I've posted this a hundred times now, but the argument against a mere exhibition game determining an important element of the postseason schedule doesn't hold water because the old system was more flawed and nobody ever complained about it. What was the old system for determining which league champion had home-field advantage in the World Series? They alternated every year. Win 110 regular-season games and sweep through the playoffs? Too bad, it's an odd-numbered year. It can't get more random than that in weighing actual merit. The old system helped win the 1982 World Series for the Cardinals, but it cost them both the '85 and '87 Series.
--The game just ended. Lovely indeed.
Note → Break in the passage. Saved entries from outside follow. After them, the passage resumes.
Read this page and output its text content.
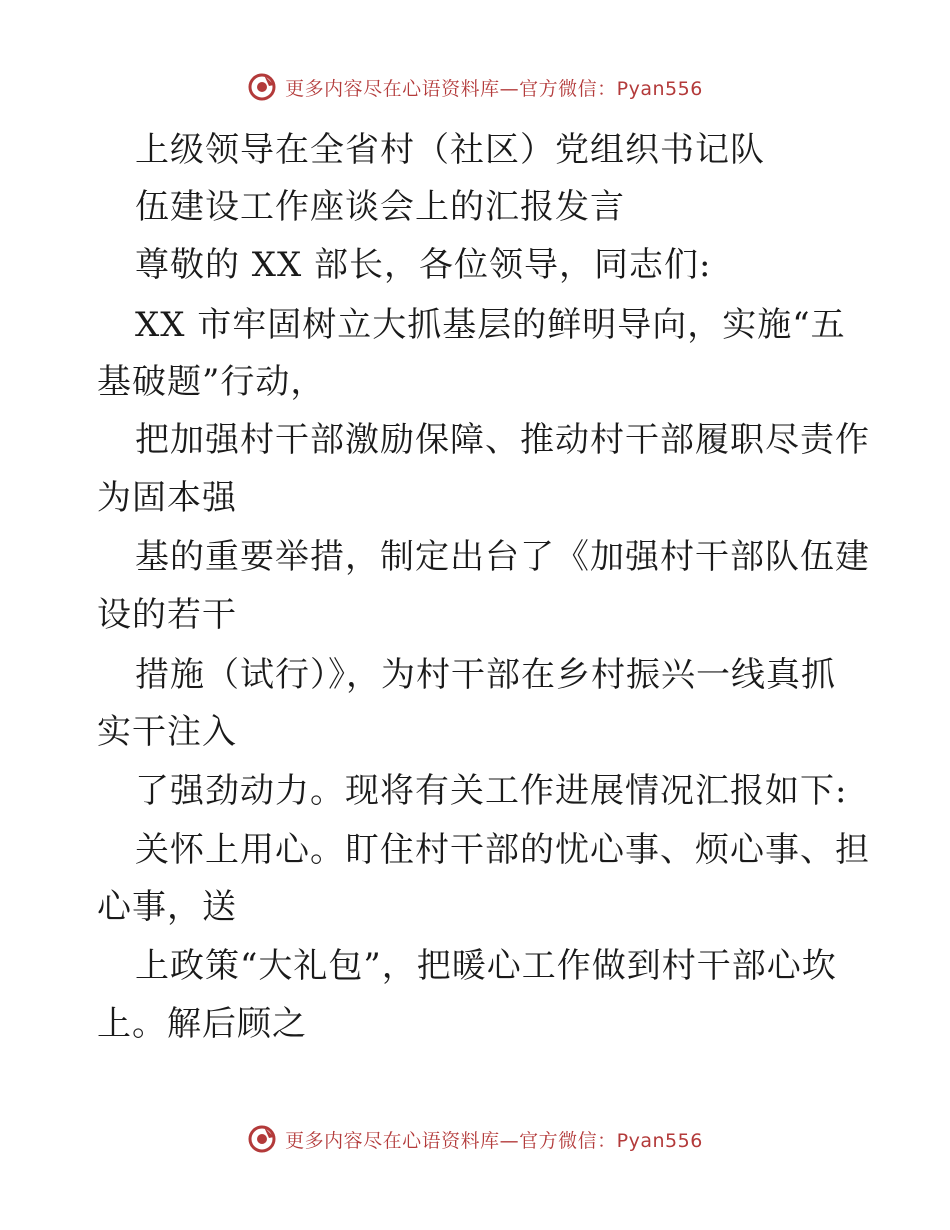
更多内容尽在心语资料库—官方微信：Pyan556
上级领导在全省村（社区）党组织书记队
伍建设工作座谈会上的汇报发言
尊敬的 XX 部长，各位领导，同志们:
XX 市牢固树立大抓基层的鲜明导向，实施“五
基破题”行动，
把加强村干部激励保障、推动村干部履职尽责作
为固本强
基的重要举措，制定出台了《加强村干部队伍建
设的若干
措施（试行）》，为村干部在乡村振兴一线真抓
实干注入
了强劲动力。现将有关工作进展情况汇报如下:
关怀上用心。盯住村干部的忧心事、烦心事、担
心事，送
上政策“大礼包”，把暖心工作做到村干部心坎
上。解后顾之
更多内容尽在心语资料库—官方微信：Pyan556
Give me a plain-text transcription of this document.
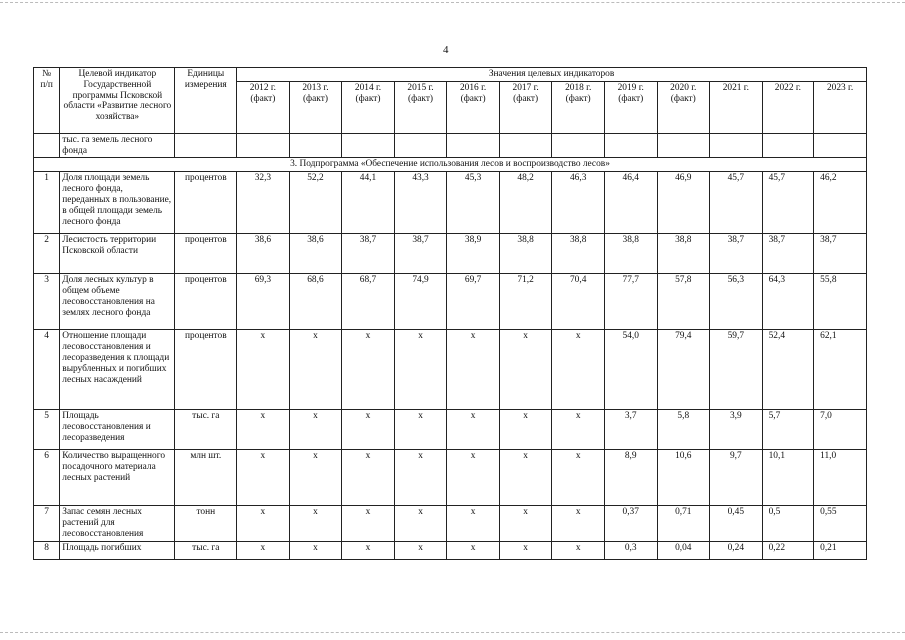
4
№
п/п	Целевой индикатор Государственной программы Псковской области «Развитие лесного хозяйства»	Единицы измерения	Значения целевых индикаторов											
			2012 г. (факт)	2013 г. (факт)	2014 г. (факт)	2015 г. (факт)	2016 г. (факт)	2017 г. (факт)	2018 г. (факт)	2019 г. (факт)	2020 г. (факт)	2021 г.	2022 г.	2023 г.
	тыс. га земель лесного фонда													
3. Подпрограмма «Обеспечение использования лесов и воспроизводство лесов»														
1	Доля площади земель лесного фонда, переданных в пользование, в общей площади земель лесного фонда	процентов	32,3	52,2	44,1	43,3	45,3	48,2	46,3	46,4	46,9	45,7	45,7	46,2
2	Лесистость территории Псковской области	процентов	38,6	38,6	38,7	38,7	38,9	38,8	38,8	38,8	38,8	38,7	38,7	38,7
3	Доля лесных культур в общем объеме лесовосстановления на землях лесного фонда	процентов	69,3	68,6	68,7	74,9	69,7	71,2	70,4	77,7	57,8	56,3	64,3	55,8
4	Отношение площади лесовосстановления и лесоразведения к площади вырубленных и погибших лесных насаждений	процентов	х	х	х	х	х	х	х	54,0	79,4	59,7	52,4	62,1
5	Площадь лесовосстановления и лесоразведения	тыс. га	х	х	х	х	х	х	х	3,7	5,8	3,9	5,7	7,0
6	Количество выращенного посадочного материала лесных растений	млн шт.	х	х	х	х	х	х	х	8,9	10,6	9,7	10,1	11,0
7	Запас семян лесных растений для лесовосстановления	тонн	х	х	х	х	х	х	х	0,37	0,71	0,45	0,5	0,55
8	Площадь погибших	тыс. га	х	х	х	х	х	х	х	0,3	0,04	0,24	0,22	0,21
As I write this, Giants manager Bruce Bochy is high-fiving his victorious NL comrades on their 5-1 victory. There's no doubt which is the most dominant league now. That makes two of these games in a row (42-38 lifetime), and NL teams are winners of three of the last five World Series, even though they only had home-field advantage in one of those series. Congrats again, National League. The other side could have used a little more Derek Jeter, I guess.